J.M. : Il existe à mon sens un seul domaine plus facile pour les femmes : celui des agressions à caractères sexuels. Là, les hommes préfèrent être défendus par des femmes. Ils pensent, à raison, que nous disposons d’une plus grande liberté de parole que nos confrères. On ne peut pas nier que la personne qui parle compte. Si je mets en cause la parole d’une victime, ce ne sera pas pris de la même manière que si un homme le dit. Chacun peut comprendre que je peux me mettre à la place de la victime. Certains hommes ont peur, dans le contexte actuel, de se faire traiter de misogyne s’ils interviennent en défense d’un prévenu dans une affaire à caractère sexuel.

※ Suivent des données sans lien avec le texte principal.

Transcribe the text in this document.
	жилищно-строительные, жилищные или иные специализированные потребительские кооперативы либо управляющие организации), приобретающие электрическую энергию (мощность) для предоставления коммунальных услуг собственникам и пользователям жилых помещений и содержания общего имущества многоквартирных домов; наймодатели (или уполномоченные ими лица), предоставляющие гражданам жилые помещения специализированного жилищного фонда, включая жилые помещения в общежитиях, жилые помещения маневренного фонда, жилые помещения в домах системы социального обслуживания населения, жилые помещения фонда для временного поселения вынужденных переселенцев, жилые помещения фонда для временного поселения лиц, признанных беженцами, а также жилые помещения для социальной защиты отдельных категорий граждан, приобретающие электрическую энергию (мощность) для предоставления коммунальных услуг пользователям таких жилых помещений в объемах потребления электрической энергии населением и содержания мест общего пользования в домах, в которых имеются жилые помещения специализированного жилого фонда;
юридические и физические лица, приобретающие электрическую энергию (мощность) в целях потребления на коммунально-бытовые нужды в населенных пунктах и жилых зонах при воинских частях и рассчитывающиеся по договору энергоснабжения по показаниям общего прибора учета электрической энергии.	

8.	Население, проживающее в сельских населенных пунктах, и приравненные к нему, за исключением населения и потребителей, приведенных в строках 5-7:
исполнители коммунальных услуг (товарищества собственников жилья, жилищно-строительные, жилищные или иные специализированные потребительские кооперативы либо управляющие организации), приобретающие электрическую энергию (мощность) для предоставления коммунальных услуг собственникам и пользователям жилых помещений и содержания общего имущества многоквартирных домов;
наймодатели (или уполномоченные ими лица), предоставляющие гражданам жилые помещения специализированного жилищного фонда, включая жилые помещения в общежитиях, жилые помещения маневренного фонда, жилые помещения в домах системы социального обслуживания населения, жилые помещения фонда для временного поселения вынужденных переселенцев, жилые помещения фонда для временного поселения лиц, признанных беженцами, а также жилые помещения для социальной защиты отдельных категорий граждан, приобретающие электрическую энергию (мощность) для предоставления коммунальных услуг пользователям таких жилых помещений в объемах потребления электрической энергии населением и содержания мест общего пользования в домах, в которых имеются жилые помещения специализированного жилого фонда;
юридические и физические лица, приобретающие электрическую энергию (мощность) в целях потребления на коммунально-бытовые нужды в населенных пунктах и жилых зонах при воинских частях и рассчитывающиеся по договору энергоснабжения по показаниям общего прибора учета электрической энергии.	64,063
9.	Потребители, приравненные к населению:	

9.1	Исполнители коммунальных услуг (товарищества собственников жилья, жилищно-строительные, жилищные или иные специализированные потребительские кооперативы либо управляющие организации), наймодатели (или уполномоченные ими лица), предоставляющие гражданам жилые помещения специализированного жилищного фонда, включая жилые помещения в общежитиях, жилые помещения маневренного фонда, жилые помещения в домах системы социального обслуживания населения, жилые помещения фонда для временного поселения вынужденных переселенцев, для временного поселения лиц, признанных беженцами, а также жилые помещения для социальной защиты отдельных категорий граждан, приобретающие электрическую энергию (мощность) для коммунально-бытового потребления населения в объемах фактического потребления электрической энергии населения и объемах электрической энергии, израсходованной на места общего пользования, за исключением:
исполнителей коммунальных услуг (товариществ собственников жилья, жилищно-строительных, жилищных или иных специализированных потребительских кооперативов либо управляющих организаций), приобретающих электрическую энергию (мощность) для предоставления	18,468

M.D.-P. : C’est un domaine restreint, mais nous avons en effet une très légère avance sur ce sujet. Les hommes sont plus difficilement audibles sur ce type de dossiers.

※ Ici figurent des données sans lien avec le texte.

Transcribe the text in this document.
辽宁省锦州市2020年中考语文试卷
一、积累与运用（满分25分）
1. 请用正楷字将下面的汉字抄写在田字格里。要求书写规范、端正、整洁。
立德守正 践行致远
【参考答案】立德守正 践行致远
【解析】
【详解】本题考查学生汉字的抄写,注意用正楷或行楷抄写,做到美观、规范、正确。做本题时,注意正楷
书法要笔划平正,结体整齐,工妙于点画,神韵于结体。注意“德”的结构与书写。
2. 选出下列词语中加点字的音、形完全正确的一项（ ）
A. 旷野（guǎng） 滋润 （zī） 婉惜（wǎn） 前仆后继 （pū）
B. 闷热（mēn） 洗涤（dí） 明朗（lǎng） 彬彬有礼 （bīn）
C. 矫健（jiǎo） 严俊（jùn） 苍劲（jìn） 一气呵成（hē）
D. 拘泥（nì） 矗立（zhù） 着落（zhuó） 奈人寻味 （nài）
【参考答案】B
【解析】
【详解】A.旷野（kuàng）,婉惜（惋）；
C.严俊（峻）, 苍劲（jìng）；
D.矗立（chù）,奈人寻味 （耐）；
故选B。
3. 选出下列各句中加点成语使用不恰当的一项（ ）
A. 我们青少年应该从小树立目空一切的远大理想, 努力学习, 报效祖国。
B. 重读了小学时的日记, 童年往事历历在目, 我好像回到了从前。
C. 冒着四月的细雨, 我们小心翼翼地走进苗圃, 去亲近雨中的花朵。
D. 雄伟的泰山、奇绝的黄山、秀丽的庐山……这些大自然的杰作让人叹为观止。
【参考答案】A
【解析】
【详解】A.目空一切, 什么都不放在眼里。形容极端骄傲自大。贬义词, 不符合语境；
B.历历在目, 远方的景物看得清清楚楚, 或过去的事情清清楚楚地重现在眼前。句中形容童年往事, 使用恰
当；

LPA : Comment réagissent les hommes avocats à votre arrivée dans le domaine du pénal ?

J.M. : C’est à eux qu’il faudrait poser la question. J’observe personnellement que, même quand ils sont plein de bonnes intentions, on sent les limites au bout de quelques minutes de conversation à peine. Très vite, ils vous laissent entendre que ce n’est pas un métier pour les femmes car elles veulent avoir des enfants, qu’elles ont besoin de repos et de vacances, quand ce métier demande qu’on lui sacrifie tout. Je pense aussi que nombre de nos confrères considèrent que les femmes pénalistes ne sortent pas du lot, et que cela suffit à expliquer qu’on les voit peu. C’est d’ailleurs ce qu’ils disent pour justifier qu’il n’y ait pas plus de femmes élues secrétaires générales de la Conférence du stage. Rares sont les femmes avocates véritablement respectées par leurs confrères, à part une ou deux peut-être.

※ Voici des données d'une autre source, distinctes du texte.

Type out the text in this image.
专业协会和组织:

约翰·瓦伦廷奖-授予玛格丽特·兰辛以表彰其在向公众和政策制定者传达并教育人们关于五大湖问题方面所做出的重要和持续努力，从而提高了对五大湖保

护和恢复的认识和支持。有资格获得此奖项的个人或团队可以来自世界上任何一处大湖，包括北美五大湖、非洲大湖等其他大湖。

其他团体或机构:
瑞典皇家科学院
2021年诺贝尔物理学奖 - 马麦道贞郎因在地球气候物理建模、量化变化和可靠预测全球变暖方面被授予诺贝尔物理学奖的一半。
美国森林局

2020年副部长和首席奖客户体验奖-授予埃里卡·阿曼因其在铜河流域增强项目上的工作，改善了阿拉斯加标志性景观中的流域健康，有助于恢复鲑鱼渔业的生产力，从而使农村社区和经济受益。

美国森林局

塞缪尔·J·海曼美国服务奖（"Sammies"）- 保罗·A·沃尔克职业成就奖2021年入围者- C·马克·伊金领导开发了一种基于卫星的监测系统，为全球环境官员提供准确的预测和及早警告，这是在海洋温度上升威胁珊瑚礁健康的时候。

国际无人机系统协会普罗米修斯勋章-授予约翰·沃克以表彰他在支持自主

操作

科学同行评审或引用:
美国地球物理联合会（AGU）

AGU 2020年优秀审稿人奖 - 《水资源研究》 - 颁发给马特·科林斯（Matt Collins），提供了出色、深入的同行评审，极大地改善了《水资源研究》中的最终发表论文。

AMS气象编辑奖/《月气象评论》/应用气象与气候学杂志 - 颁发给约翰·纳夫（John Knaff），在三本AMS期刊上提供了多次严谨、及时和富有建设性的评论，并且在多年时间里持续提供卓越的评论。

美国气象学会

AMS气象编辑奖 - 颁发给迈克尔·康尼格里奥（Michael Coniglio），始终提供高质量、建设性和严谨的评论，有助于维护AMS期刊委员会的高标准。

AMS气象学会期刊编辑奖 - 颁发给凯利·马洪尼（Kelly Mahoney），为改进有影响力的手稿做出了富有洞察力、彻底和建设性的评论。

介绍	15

LPA : Que faire pour permettre aux femmes de prendre leur place ?

A.M. : Il faut se forcer à réagir quand, dans un échange professionnel, on s’adresse à nous de manière déplacée, en soulignant que l’on est jolie ou agréable. Cela arrive encore très souvent qu’un confrère, au lieu de nous parler de notre travail, nous enferme dans ces qualificatifs. Quand cela se produit, on est généralement tellement soufflée qu’on n’a pas de répartie. Après, on s’en veut. Il ne faut plus laisser passer ça.

J.M. : La féminisation de la magistrature change également la donne, même si les postes hiérarchiques restent largement occupés par des hommes. La nouvelle génération d’hommes agit différemment. Nos jeunes confrères qui sont pères, et ont des femmes elles-mêmes très prises. Ils doivent comme nous se libérer pour aller chercher leur enfant à la crèche. Agissant ainsi, ils font bouger les lignes. Je fais partie de l’association « Jamais sans elle ». Elle rassemble des hommes qui refusent de se rendre à toute invitation, notamment médiatique, si seuls des hommes sont invités à s’exprimer. C’est pragmatique et pratique et cela fonctionne. Si les hommes n’y vont pas, les organisateurs des colloques sont bien obligés d’inviter les femmes. C’est terrible à dire, car cela signifie que nous mettons, encore une fois, notre destin entre leurs mains.